“And we are responsible for bringing dragons back into the world, so they may wreak this change upon us again?” I asked him.
“Yes. We are.” He seemed quite calm about it. “Humanity will learn the cost of living in proximity to dragons. Some will pay it gladly. Elderlings will return.”
We walked for a time in silence and another question came to me. “But what of dragons? Do they take no effect from their exposure to us?”
He was silent for a longer time. Then he said, “I suspect they do. But they find it shameful and banish such beings. You have been to Others Island.”
That boggled my thoughts. I could think of nothing to say. Again we came to a junction of corridors, one of ice and two of stone. I chose one of the stone ones at random. As we paced along it, I tried to reconcile the Fool's notion of Elderlings with what I had experienced of them.
“I thought Elderlings were close to gods,” I said at last. “Far loftier than humans in both spirit and mind. So they have seemed when I've encountered them, Fool.”

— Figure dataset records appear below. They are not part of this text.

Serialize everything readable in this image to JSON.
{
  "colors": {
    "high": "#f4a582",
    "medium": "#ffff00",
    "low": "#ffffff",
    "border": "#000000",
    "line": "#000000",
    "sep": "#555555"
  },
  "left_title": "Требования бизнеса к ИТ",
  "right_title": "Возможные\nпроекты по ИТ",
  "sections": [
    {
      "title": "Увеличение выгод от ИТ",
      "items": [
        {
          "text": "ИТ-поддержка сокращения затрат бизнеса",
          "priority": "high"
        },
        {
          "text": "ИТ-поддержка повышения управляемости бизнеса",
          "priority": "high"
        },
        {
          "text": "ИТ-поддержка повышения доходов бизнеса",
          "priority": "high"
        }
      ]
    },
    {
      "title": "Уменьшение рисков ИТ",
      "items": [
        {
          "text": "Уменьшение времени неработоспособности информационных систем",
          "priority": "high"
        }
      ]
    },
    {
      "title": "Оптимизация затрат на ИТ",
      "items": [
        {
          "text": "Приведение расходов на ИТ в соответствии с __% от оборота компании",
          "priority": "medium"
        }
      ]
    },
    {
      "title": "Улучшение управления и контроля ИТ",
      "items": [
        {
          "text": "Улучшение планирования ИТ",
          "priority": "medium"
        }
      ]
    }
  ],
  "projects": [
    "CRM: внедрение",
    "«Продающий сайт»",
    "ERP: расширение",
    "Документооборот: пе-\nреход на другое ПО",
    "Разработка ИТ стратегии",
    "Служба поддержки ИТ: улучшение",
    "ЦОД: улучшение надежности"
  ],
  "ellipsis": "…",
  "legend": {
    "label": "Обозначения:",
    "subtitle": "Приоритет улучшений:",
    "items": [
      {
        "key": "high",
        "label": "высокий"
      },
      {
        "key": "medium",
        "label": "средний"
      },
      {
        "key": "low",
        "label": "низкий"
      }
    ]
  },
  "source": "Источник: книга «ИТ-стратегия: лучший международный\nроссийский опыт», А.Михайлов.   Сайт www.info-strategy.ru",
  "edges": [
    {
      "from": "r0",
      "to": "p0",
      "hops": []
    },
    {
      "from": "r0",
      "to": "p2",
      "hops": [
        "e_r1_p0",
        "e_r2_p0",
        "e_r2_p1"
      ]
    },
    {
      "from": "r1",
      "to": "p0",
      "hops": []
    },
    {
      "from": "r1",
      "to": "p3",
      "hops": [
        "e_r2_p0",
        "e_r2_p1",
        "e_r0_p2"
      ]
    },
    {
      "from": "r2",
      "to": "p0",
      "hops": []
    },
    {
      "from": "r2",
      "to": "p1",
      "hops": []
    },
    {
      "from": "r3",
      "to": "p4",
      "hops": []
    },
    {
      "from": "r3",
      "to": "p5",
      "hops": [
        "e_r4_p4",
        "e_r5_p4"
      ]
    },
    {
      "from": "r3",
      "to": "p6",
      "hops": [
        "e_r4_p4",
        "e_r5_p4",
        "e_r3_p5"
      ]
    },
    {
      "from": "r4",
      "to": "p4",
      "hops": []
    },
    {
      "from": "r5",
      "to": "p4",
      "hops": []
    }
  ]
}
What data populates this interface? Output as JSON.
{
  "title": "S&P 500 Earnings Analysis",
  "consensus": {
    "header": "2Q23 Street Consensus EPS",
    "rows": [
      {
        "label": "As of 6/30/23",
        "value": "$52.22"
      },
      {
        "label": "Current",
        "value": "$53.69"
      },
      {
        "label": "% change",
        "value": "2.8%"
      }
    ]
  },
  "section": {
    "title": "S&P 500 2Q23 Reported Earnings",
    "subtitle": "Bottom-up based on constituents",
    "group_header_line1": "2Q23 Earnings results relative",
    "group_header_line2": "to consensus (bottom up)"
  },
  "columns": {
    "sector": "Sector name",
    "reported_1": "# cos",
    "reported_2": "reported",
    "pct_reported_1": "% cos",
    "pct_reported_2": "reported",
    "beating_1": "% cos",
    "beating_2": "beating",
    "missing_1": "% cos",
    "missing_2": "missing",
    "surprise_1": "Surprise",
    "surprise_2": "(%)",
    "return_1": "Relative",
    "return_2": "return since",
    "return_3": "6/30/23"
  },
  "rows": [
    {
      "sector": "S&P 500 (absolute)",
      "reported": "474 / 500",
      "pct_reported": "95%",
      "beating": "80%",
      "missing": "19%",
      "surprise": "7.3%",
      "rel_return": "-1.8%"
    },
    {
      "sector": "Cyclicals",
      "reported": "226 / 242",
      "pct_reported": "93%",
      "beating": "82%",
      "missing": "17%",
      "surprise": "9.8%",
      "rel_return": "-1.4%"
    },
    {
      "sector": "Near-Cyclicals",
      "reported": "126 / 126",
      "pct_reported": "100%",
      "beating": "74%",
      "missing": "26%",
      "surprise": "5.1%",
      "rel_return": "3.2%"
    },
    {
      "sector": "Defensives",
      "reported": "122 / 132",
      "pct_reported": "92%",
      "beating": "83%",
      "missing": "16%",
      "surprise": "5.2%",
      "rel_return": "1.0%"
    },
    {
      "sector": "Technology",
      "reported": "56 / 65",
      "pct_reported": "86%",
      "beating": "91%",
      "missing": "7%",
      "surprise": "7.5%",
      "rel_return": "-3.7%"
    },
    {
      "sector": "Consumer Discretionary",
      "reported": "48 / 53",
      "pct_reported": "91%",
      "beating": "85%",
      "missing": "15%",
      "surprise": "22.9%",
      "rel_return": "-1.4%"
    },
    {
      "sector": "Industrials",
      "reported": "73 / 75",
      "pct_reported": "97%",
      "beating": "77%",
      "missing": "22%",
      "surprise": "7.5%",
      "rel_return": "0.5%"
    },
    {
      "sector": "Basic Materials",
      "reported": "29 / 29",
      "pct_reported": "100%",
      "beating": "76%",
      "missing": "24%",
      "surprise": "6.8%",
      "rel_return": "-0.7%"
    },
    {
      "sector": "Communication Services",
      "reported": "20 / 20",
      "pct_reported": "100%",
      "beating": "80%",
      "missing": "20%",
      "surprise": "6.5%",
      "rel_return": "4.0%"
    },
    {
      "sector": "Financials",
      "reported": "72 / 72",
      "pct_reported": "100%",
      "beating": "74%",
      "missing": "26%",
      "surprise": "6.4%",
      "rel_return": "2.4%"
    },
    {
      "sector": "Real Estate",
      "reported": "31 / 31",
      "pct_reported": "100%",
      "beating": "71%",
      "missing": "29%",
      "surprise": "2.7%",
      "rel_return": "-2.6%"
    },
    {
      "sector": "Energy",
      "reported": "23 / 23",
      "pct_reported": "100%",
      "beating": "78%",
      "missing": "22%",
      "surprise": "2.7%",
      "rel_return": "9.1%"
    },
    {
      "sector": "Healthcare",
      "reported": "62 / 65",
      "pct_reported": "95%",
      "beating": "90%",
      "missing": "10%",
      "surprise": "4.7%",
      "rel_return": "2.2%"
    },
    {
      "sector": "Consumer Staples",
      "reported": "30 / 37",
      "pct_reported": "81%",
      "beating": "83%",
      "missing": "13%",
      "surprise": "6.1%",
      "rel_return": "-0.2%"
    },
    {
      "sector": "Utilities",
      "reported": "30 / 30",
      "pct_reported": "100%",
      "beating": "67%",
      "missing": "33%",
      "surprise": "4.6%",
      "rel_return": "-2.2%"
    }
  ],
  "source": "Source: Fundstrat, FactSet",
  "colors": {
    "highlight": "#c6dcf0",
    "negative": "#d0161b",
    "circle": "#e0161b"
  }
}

He gave me a quizzical look.
“In the Skill-current. Bodiless beings, of great power of mind.”
He threw up his head suddenly and I halted beside him, listening. He turned to look at me, his eyes huge. My hand went to my sword. For a time, we stood frozen. I heard nothing. “It's all right,” I told him. “Air moves in these old passages. It sounds like someone whispering in the distance.”
He nodded, but it took several minutes for his breath to slow. Then he said, “I suspect that the Skill is what remains to you from an older time. That it is the trailing end of a talent that developed between dragons and humans, as a way to communicate. I do not understand what you speak of when you talk of the Skill-current, but perhaps the ability can allow one to transcend the need for a physical body. You have already shown me that it is a far more powerful magic than I ever suspected. Perhaps it was a result of living alongside the dragons, and perhaps it lingered. So that even after dragons were gone, the descendants of the Elderlings kept that ability, and passed it down to their children. Some inherited little of it. In others”—he gave me a sideways glance—“the Elderling blood ran stronger.”
When I was silent for a time, he asked, almost mockingly, “You can't quite admit it aloud, can you? Not even to me.”
“I think you are wrong. Would not I know such things if they were true, would not I feel them? You seem to be saying that I am descended, somehow, from the Elderlings. And that would mean that, in a sense, I am part dragon myself.”
He gave a snort of laughter. It was so welcome a sound from him that I treasured it, even at my expense. “Only you would put it that way, Fitz. No. Not that you are part dragon, but rather that, somewhere, the stuff of dragons entered your family line. Some ancestor of yours may have ‘breathed the dragon's breath,' as the old tales say. And it has come down to you.”
We walked on, our feet scuffing on stone. The passages echoed oddly, and several times the Fool glanced back over his shoulder. “Like a long-tailed kitten born from a long line of stump tails?” I asked him.